RQMP Research Seminar
Exciton polarons in two-dimensional hybrid metal-halide
perovskites
Carlos Silva
School of Chemistry and Biochemistry & School of
Physics Georgia Institute of Technology
While polarons — charges bound to a lattice deformation induced
by electron-phonon coupling — are primary photoexcitations at room
temperature in bulk metal-halide hybrid organic-inorganic perovskites (HOIP),
excitons — Coulomb-bound electron-hole pairs — are the stable
quasi-particles in their two-dimensional (2D) analogues. Here we address
the fundamental question: are polaronic effects consequential for excitons
in 2D-HIOPs? Based on our recent work, we argue that polaronic effects
are manifested intrinsically in the exciton spectral structure, which is
comprised of multiple non-degenerate resonances with constant inter-peak energy
spacing. We highlight measurements of population and dephasing dynamics that
point to the apparently deterministic role of polaronic effects in excitonic
properties. We contend that an interplay of long-range and short-range
exciton-lattice couplings give rise to exciton polarons, a character that
fundamentally establishes their effective mass and radius, and consequently,
their quantum dynamics.
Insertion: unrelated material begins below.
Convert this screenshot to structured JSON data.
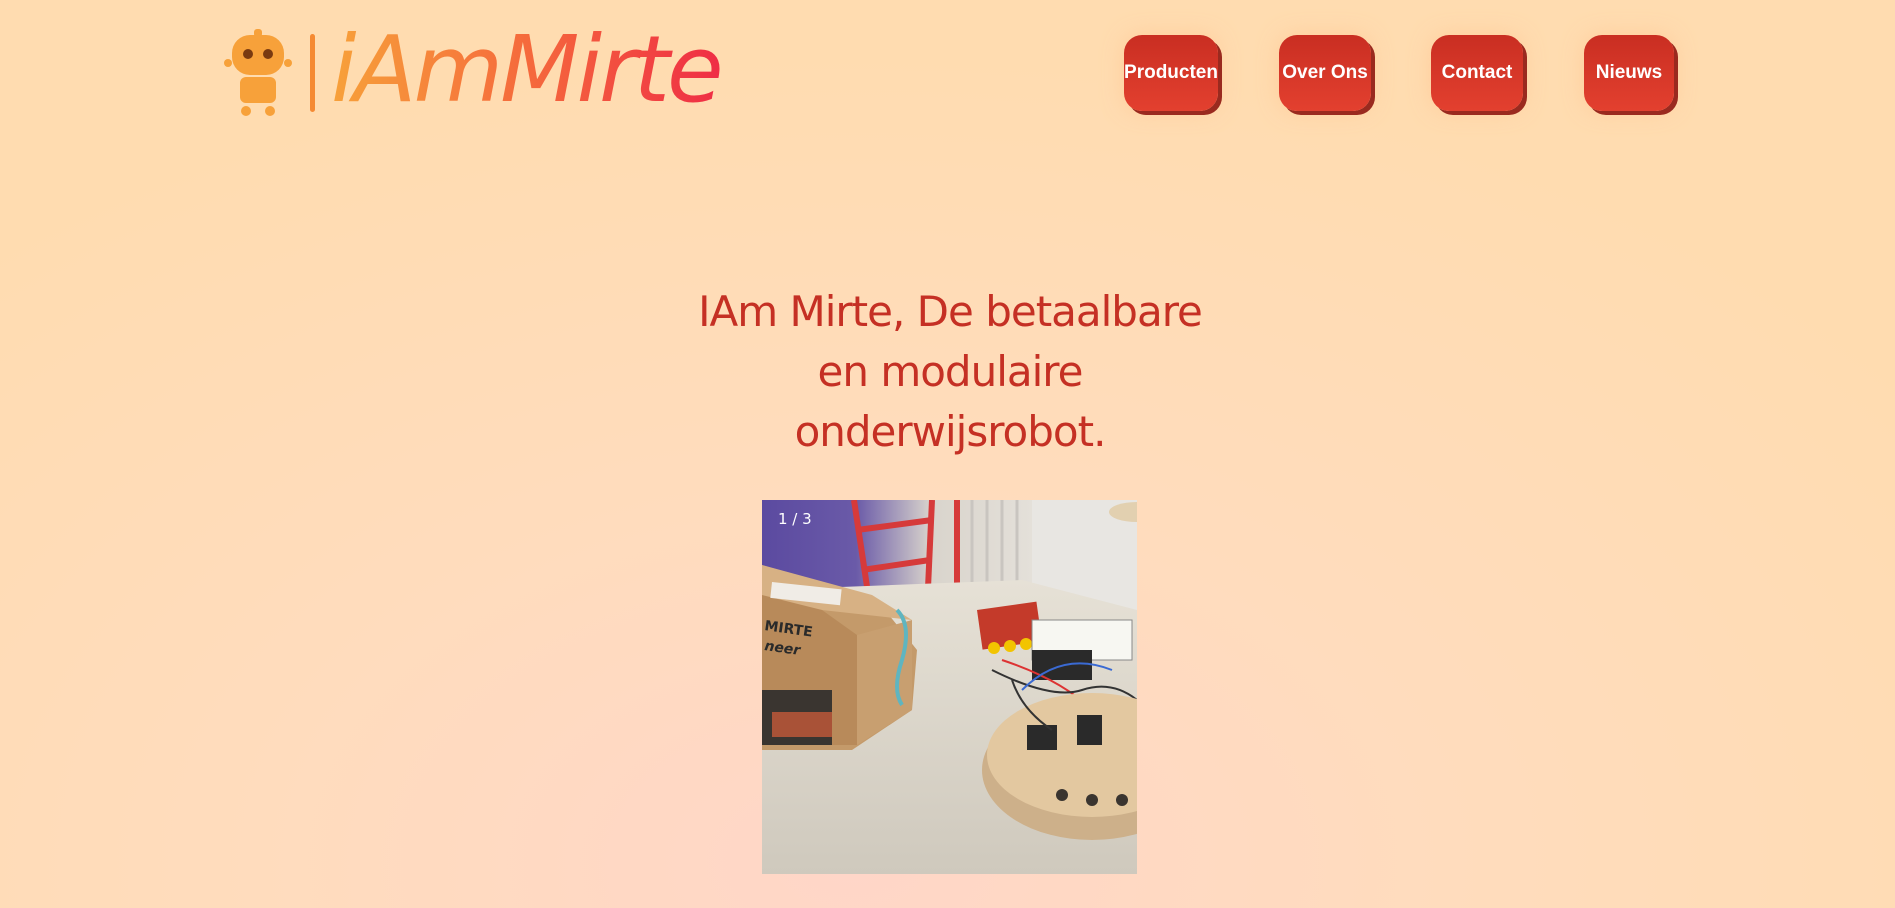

Given this complexity, a fundamentally far-reaching
issue is how Coulomb-mediated many-body interactions — elastic scattering
such as excitation-induced dephasing, inelastic exciton bimolecular scattering,
and multi-exciton binding — depend upon the specific exciton-lattice
coupling within the structured excitation lineshape. We measure the intrinsic
and density-dependent exciton dephasing rates of the multiple excitons and their
dependence on temperature by means of two-dimensional coherent excitation
spectroscopy. We find that diverse excitons display distinct intrinsic
dephasing rates mediated by phonon scattering involving different effective
phonons, and contrasting rates of exciton-exciton elastic scattering. These
findings establish specifically the consequence of distinct lattice dressing
on exciton many-body quantum dynamics, which critically define fundamental
optical properties that underpin photonics and quantum optoelectronics.